We used polymerase chain reaction-single-strand conformation polymorphism (PCR-SSCP) analysis to detect LDL receptor gene defects in the St. Petersburg population. We have found a deltaG197 mutation in several patients of Jewish origin. The mutation named is shown to be responsible for one-third (7/23) of familial hypercholesterolemia (FH) cases in St. Petersburg Jews and absent in patients of Russian descent. The prevalence of a deltaG197 mutation in St. Petersburg Jews is consistent with its origin in Lithuania or Poland. The deltaG197 mutation can be easily detected in polyacrylamide minigels because of formation of specific heteroduplexes during PCR with DNA of heterozygous patients. Taken together with high prevalence of the mutation in St. Petersburg Jews, this observation provides an opportunity for DNA diagnostics of FH in this ethnic group.

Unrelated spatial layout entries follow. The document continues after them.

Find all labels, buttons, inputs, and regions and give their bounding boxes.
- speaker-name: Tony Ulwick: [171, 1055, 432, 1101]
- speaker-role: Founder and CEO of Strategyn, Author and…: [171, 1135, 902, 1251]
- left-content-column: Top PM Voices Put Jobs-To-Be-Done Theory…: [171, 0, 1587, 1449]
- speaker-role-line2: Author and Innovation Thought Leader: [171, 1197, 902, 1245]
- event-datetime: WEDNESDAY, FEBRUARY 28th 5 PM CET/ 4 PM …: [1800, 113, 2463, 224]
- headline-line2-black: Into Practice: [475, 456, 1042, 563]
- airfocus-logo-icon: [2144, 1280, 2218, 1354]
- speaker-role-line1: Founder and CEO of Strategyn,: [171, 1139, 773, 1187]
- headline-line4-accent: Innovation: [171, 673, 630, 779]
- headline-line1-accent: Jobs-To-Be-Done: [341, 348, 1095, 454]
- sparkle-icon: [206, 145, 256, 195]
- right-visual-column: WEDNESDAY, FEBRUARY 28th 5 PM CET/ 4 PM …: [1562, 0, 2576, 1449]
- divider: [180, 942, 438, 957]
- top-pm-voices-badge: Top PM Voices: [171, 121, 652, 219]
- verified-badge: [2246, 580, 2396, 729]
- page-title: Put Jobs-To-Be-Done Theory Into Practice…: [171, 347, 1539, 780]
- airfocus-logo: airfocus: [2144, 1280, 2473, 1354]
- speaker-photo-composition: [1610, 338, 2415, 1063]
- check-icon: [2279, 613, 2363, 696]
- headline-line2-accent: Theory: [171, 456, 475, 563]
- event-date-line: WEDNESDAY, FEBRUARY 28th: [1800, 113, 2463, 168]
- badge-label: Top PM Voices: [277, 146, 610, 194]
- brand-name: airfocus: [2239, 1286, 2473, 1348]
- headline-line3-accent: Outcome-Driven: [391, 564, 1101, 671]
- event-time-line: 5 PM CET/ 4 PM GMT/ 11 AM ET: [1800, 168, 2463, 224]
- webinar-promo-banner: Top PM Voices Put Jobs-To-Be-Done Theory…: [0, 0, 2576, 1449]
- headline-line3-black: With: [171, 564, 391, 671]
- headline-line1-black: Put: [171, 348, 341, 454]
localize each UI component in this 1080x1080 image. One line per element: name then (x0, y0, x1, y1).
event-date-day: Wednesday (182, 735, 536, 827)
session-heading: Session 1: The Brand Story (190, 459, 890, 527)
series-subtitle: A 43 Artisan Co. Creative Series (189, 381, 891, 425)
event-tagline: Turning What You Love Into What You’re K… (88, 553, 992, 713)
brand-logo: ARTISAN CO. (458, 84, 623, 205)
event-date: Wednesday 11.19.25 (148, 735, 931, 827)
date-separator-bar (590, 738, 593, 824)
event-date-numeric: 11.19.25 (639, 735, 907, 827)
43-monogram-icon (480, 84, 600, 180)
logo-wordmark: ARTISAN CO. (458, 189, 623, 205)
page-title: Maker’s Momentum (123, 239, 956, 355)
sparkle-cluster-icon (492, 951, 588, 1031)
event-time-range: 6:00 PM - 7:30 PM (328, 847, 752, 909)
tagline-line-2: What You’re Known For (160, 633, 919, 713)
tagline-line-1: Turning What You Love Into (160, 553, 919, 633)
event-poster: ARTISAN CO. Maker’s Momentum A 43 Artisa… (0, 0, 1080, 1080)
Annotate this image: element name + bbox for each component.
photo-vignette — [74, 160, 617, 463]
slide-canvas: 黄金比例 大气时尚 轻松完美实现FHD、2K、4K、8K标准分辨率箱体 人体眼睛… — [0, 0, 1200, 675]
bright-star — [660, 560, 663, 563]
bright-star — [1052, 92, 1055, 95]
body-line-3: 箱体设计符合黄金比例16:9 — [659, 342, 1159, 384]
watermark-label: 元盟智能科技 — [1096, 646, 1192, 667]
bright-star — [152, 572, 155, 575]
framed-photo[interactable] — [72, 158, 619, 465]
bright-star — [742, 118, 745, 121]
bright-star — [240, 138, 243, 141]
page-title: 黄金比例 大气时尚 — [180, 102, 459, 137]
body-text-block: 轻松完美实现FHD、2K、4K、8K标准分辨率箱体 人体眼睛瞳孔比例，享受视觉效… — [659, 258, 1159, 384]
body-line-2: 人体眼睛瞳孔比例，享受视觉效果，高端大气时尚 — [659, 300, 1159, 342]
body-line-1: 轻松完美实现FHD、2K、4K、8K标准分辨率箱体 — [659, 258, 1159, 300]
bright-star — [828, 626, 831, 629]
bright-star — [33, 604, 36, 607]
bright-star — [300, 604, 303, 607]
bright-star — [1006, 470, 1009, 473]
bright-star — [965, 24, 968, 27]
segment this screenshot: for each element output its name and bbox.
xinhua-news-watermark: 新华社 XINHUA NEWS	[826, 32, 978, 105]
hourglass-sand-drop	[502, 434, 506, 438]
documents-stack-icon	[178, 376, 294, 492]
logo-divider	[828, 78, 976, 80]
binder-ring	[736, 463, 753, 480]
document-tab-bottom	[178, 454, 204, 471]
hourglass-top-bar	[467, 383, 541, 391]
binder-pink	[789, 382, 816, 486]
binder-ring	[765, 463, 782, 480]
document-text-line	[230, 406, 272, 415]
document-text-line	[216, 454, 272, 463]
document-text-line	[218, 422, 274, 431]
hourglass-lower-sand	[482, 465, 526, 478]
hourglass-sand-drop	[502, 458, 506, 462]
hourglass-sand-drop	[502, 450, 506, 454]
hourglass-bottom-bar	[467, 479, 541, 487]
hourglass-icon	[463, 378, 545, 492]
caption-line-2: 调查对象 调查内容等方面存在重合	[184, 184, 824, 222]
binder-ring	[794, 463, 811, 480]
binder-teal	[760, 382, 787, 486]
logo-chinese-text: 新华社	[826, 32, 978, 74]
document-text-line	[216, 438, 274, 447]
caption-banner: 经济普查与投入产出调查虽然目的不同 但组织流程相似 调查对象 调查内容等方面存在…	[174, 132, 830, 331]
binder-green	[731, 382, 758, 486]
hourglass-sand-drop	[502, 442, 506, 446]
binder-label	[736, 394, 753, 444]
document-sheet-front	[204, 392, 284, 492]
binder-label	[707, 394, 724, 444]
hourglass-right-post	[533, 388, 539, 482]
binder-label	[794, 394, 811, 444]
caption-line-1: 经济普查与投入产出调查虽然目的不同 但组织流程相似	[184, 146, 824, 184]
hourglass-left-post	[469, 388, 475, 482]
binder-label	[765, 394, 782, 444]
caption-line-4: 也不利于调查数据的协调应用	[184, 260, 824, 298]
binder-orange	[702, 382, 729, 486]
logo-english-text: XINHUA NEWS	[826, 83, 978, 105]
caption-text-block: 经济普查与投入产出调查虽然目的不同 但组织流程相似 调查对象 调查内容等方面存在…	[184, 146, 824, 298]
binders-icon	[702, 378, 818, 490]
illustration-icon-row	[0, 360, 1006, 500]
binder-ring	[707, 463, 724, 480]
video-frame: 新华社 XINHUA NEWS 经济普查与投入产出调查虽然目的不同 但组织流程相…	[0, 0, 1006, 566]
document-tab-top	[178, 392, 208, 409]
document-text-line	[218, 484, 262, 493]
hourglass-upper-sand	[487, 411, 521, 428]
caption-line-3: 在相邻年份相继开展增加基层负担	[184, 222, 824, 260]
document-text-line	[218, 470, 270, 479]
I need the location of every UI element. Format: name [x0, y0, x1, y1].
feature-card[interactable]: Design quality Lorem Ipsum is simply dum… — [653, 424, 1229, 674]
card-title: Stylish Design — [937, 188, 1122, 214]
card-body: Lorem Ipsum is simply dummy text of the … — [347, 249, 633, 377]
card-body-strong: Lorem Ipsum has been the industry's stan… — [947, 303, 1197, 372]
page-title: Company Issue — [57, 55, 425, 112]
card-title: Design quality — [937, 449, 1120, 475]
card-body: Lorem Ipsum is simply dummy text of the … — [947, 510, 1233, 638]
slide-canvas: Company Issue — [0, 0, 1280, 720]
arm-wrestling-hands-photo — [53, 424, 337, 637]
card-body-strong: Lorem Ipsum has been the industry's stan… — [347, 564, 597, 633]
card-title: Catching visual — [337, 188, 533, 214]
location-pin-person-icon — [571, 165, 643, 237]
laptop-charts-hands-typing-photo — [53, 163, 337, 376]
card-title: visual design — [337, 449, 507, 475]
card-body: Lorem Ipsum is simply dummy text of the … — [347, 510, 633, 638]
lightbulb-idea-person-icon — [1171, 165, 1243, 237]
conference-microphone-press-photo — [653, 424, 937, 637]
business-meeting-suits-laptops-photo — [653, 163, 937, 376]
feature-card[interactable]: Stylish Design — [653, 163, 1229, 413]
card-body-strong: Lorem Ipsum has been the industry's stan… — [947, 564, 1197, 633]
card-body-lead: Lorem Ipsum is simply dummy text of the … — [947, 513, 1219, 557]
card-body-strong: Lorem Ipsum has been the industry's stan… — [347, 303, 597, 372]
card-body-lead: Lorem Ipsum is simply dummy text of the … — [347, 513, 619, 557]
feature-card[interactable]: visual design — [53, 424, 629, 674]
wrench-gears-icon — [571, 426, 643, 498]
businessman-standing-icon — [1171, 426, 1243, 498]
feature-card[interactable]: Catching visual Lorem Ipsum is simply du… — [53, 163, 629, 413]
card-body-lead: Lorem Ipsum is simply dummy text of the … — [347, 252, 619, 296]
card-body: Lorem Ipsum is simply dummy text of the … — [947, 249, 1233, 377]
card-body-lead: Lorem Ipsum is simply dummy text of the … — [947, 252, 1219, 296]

Two novel low-density lipoprotein receptor gene mutations (E397X and 347delGCC) in St. Petersburg familial hypercholesterolemia.

Familial hypercholesterolemia (FH), a monogenic disease known to be caused by low-density lipoprotein receptor (LDLR) gene mutations, results in the development of premature atherosclerosis and coronary artery disease in affected individuals. The spectrum of LDLR gene mutations in Russia is poorly known. Using polymerase chain reaction (PCR)-single-strand conformational polymorphism (SSCP) analysis, followed by DNA sequencing, we have screened selected exons of the LDLR gene in 80 unrelated St. Petersburg FH patients for the presence of mutations. Two new LDLR gene mutations, 347delGCC and E397X, were characterized among individuals with familial hypercholesterolemia in St. Petersburg. The carriers of both mutations possessed highly elevated blood serum cholesterol. Cosegregation of E397X mutation and LDLR gene RFLP haplotypes with hyperlipidemia was demonstrated by family study. Both mutations seem to be specific to Slavic patients.